Dubai: Solana co-founder Anatoly Yakovenko has attributed the explosive growth of memecoins and NFTs on his blockchain to regulatory delays rather than deliberate design.
Speaking on the All-In Podcast, Yakovenko reflected on how Solana’s original mission — building infrastructure capable of moving traditional finance on-chain at “NASDAQ speed” — diverged from reality. Instead of legacy financial assets transitioning to blockchain, speculative products like NFTs and memecoins surged, dominating activity on Solana’s network.
In June, memecoins accounted for 62% of decentralized app revenue on Solana, a development Yakovenko admitted the team never anticipated. “It turns out that is a much harder legal and regulation problem than it is an engineering problem,” he said. “Anybody in the world can create markets for anything, including memecoins, including NFTs. And those things took off… in part because of how slow regulation was to catch up.”
Mission vs. Market Reality
Despite his acknowledgment of their success, Yakovenko has been outspoken in his criticism of the industry. Just months earlier, he dismissed NFTs and memecoins as “digital slop,” even as they generated millions in revenue for the Solana ecosystem.
He admitted it was “annoying” that such speculative assets have overshadowed Solana’s “true mission” of powering traditional finance on-chain. Still, he noted that their rise highlights the freedom of permissionless networks, where innovation — or speculation — can take root faster than regulators can respond.
Old vs. New Disruptors
The conversation also touched on the contrasting advantages of crypto-native projects versus traditional regulated institutions exploring blockchain. Yakovenko argued that Solana’s strength lies in its global flexibility and speed of development.
“The advantage we have is that we are very nimble and can operate everywhere in the world,” he said. By contrast, established financial corporations enjoy the advantage of already being regulated, giving them easier access to markets like the United States. “NASDAQ is still in its little sandbox,” he remarked.
Yakovenko suggested that a real breakthrough will come when regulators permit public-key cryptography to be used for transferring and managing assets directly. That, he argued, would enable seamless integration between traditional financial markets and blockchain infrastructure: “Once that interface exists, the genie’s out of the bottle… the toothpaste is out of the tube.”
Integration or Competition?
Despite tensions between traditional finance and blockchain projects, Yakovenko believes integration is inevitable. Solana, he stressed, should be viewed as infrastructure rather than an institution.
“It’s like an email standard. It’s a bunch of software. The people that run it don’t report to me. I can’t fire them. I can’t stop it if I wanted to,” he explained.
According to him, established exchanges like NASDAQ would ultimately benefit more by adopting Solana’s fast, globally synchronous protocol rather than trying to compete. “If the protocol is awesome, NASDAQ would make more money by just running a Solana node and integrating with it directly,” he said.
He emphasized that Solana has no intention of building an exchange tailored to U.S. institutional clients. “We want NASDAQ to do that and to run it on Solana — that would be great,” he said.
A Persistent Critic of Memecoins
Yakovenko has repeatedly clashed with the memecoin industry, despite its role in Solana’s rapid rise. In a July debate with Base founder Jesse Pollak, he argued that memecoins and NFTs hold “zero fundamental value.”

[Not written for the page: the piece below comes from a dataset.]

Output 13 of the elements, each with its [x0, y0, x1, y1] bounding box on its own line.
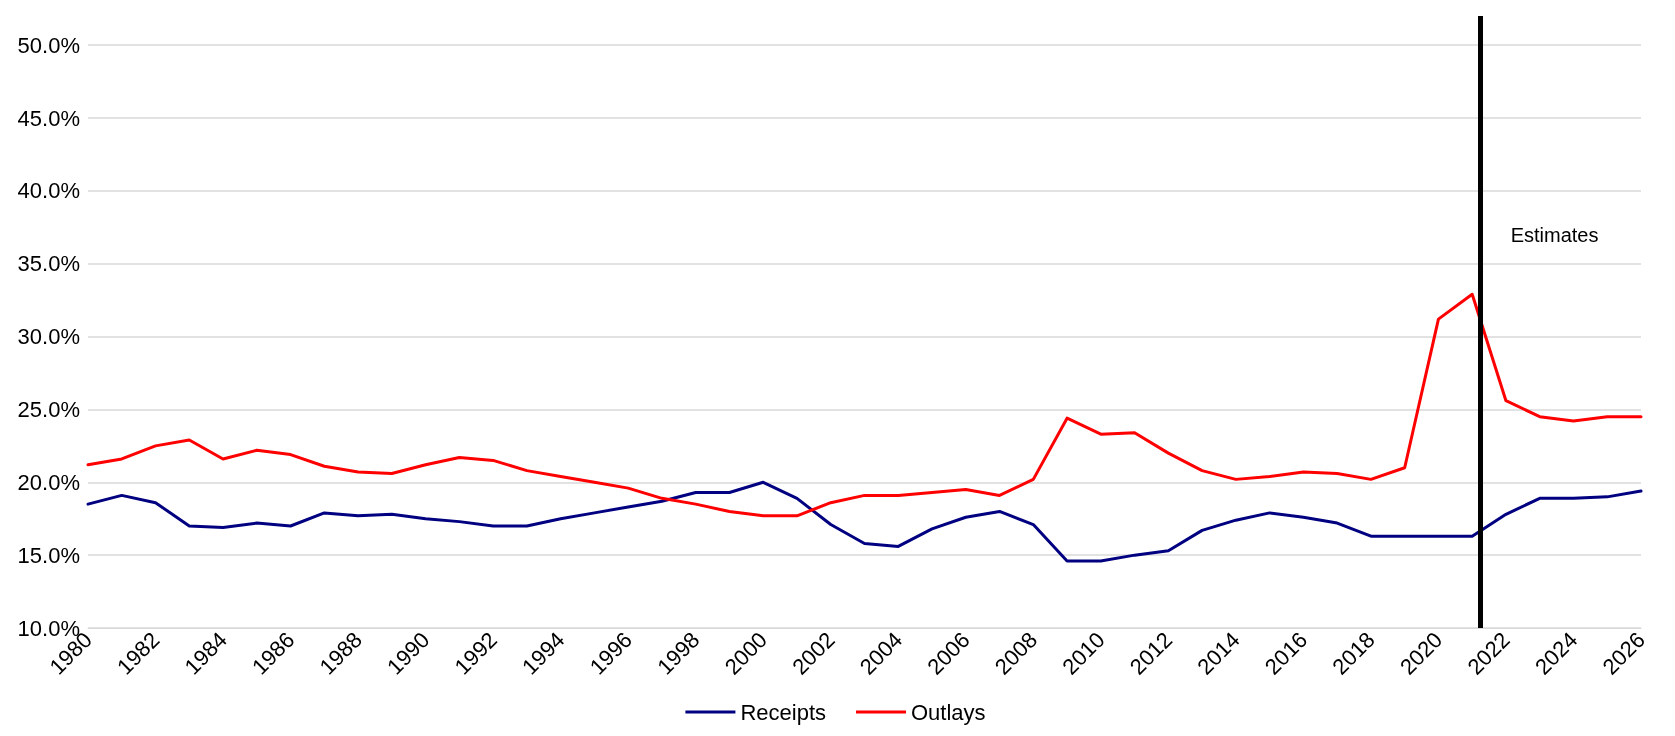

When critics highlighted the irony — given their dominance on Solana — Yakovenko compared them to loot boxes in mobile gaming, which also generate massive revenues without intrinsic worth. “Memecoins and NFTs have no value,” he wrote on X. “Neither do loot boxes, and that business has enough revenue to destroy the second largest army in Europe every year.”
Looking Ahead
Yakovenko’s comments highlight the paradox at the heart of blockchain innovation: while Solana was designed as a high-speed infrastructure for serious financial applications, its success has been fueled by the very speculative assets its co-founder criticizes.
As regulators continue to debate how to treat tokenized assets, the Solana story illustrates both the challenges and opportunities that arise when technology outpaces governance. For Yakovenko, the long-term goal remains clear: bringing traditional financial assets on-chain. For now, however, memecoins and NFTs remain the unexpected stars of Solana’s ecosystem.